Sarah Thomson is running for mayor again, dreadlocks and all
This morning, Sarah Thomson pulled up to city hall in a horse-drawn carriage (seriously) and registered to run for mayor for the second time.
For those who may not know, Thomson is the person in the image above. She’s also the person who maintains this odd Tumblr of Toronto subway poetry. And she was also considered a serious contender for the mayoralty less than four years ago.
The relative success of Thomson’s 2010 candidacy was a product of a very strange mayoral campaign. The field of candidates was, in a sense, very narrow, with Rob Ford staking out the hard right and two relatively uninspiring candidates—Joe Pantalone and George Smitherman—vying for the not-Ford vote. The other quirk of that election was that there was only one credible woman on the ballot: Thomson, a previously little-known small businesswoman (she runs the Women’s Post, a freebie newspaper). What started as a long-shot bid gradually became more serious, in part because Thomson was frequently included in debates and covered by the media. She ultimately withdrew from the race, but may have put in a decent showing had she stayed.
For reference, here’s what she looked like at that point in time:
Within a year after the campaign, she’d burnished her reputation to the point that she was able to come within 1,000 or so votes of winning Trinity-Spadina MPP Rosario Marchese’s seat away from him in the 2011 provincial election. Around then, for some reason, she grew dreadlocks and began cultivating an eccentric presence for herself on social media, and now she’s best known as the woman who wrote a Facebook post in which she accused Rob Ford of grabbing her ass.

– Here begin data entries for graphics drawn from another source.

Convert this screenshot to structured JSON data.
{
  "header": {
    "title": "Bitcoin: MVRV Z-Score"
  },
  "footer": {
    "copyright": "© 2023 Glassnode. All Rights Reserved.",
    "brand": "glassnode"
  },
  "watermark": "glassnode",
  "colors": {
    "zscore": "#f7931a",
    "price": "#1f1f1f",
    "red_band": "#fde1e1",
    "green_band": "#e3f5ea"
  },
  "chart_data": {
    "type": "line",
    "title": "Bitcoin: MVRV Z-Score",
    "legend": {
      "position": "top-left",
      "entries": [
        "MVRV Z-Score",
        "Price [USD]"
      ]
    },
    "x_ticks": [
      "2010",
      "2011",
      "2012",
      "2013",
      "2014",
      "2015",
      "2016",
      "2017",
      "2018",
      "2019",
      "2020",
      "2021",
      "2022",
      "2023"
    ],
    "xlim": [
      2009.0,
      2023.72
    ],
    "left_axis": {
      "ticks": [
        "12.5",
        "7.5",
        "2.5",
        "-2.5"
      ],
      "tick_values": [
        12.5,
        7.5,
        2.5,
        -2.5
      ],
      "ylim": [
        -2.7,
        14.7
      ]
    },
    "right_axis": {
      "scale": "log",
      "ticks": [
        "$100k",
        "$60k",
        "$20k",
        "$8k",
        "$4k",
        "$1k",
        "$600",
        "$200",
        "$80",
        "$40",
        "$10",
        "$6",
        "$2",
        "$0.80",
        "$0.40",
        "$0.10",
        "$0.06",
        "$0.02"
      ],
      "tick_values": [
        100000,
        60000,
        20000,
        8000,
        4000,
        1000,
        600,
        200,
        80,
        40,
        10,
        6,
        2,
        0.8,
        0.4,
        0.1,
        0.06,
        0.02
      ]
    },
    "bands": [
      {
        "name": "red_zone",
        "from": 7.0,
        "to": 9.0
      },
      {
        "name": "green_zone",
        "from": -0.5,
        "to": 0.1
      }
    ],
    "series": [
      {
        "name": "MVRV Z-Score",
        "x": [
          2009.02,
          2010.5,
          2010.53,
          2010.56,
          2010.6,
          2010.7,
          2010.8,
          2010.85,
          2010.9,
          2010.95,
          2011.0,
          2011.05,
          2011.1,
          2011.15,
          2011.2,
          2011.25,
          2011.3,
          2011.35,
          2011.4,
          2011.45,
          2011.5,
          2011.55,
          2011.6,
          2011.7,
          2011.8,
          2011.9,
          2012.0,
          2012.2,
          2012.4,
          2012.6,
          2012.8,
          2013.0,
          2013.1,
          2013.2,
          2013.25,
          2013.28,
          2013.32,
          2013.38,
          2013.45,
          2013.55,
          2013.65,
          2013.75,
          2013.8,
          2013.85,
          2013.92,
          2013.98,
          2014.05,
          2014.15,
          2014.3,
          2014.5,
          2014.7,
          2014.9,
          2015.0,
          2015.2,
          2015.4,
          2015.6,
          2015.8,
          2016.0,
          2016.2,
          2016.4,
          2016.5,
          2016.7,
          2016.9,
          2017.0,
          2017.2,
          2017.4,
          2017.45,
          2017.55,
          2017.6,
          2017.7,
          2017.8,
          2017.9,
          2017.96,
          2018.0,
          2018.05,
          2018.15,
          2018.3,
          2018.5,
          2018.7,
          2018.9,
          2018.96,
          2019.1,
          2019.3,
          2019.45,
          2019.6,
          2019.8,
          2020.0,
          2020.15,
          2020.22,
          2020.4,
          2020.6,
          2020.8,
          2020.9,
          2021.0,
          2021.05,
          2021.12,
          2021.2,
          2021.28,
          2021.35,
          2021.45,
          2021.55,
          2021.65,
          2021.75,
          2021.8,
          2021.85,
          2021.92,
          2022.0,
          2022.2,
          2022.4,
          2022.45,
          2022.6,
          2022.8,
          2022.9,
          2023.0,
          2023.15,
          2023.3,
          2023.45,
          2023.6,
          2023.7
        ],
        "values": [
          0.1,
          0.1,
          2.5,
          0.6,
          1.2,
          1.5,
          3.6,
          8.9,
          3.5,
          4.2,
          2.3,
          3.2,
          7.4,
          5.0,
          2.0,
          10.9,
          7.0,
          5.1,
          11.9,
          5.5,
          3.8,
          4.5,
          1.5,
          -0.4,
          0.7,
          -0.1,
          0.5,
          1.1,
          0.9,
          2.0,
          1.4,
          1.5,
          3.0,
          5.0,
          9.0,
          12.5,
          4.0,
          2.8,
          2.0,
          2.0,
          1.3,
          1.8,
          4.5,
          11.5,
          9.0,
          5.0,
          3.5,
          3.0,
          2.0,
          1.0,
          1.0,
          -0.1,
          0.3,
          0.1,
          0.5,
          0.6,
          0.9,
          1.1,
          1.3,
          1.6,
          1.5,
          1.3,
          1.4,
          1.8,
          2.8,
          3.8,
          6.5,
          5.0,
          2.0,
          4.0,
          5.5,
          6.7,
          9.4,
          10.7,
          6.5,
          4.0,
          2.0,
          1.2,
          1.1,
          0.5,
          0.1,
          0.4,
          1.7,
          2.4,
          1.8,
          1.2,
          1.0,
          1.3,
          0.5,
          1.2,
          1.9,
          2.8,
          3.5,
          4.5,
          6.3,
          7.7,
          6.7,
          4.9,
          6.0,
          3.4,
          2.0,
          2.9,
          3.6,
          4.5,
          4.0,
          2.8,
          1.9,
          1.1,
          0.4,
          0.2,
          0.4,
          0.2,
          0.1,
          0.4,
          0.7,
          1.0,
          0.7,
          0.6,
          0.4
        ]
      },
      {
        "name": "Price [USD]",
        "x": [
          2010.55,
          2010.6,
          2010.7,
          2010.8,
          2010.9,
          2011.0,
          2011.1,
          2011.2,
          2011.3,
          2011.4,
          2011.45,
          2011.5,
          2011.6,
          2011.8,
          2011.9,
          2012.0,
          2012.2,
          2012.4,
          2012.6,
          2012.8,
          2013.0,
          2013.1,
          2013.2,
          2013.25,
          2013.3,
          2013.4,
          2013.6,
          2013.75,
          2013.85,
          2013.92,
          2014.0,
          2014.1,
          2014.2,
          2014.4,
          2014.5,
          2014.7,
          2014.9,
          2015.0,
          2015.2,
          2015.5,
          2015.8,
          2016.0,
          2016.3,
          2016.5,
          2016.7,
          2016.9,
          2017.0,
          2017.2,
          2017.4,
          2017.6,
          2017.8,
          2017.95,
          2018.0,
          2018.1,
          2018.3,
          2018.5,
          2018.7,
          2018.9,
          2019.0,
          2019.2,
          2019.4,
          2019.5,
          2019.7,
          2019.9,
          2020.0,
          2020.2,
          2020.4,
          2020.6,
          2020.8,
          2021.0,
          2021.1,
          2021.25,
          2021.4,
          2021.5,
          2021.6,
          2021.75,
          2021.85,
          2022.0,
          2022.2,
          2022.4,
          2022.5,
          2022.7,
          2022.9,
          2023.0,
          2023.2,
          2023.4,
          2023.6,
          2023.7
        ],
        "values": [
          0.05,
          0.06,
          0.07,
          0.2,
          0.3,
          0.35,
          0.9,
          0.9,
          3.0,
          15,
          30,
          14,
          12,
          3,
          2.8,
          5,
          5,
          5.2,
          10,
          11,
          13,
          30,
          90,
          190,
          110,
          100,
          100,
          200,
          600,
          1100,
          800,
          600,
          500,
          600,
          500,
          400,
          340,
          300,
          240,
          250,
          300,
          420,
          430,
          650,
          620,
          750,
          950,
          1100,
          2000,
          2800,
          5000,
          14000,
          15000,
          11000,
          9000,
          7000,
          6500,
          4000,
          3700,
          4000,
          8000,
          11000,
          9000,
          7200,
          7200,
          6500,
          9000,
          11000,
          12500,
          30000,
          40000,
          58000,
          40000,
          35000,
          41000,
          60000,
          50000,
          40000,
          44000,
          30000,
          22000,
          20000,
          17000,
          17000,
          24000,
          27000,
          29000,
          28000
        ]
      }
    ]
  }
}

It’s foolish to try to predict the outcome of a Toronto mayoral election, but this much seems likely: Thomson is going to have a harder time being taken seriously this time around, and not just because of her choice of hairstyle. For one thing, her campaign executives in the 2010 race were John Tory’s sons, who obviously have their father’s own mayoral bid to think about this time around. For another, Karen Stintz and Olivia Chow are both seriously impressive women with immense political experience. If there was a diversity element to Thomson’s success last time around—that is, if reporters were more inclined to cover her because she was the only woman—it won’t work for her now. Not only is she not unique in the race, she’s utterly outclassed.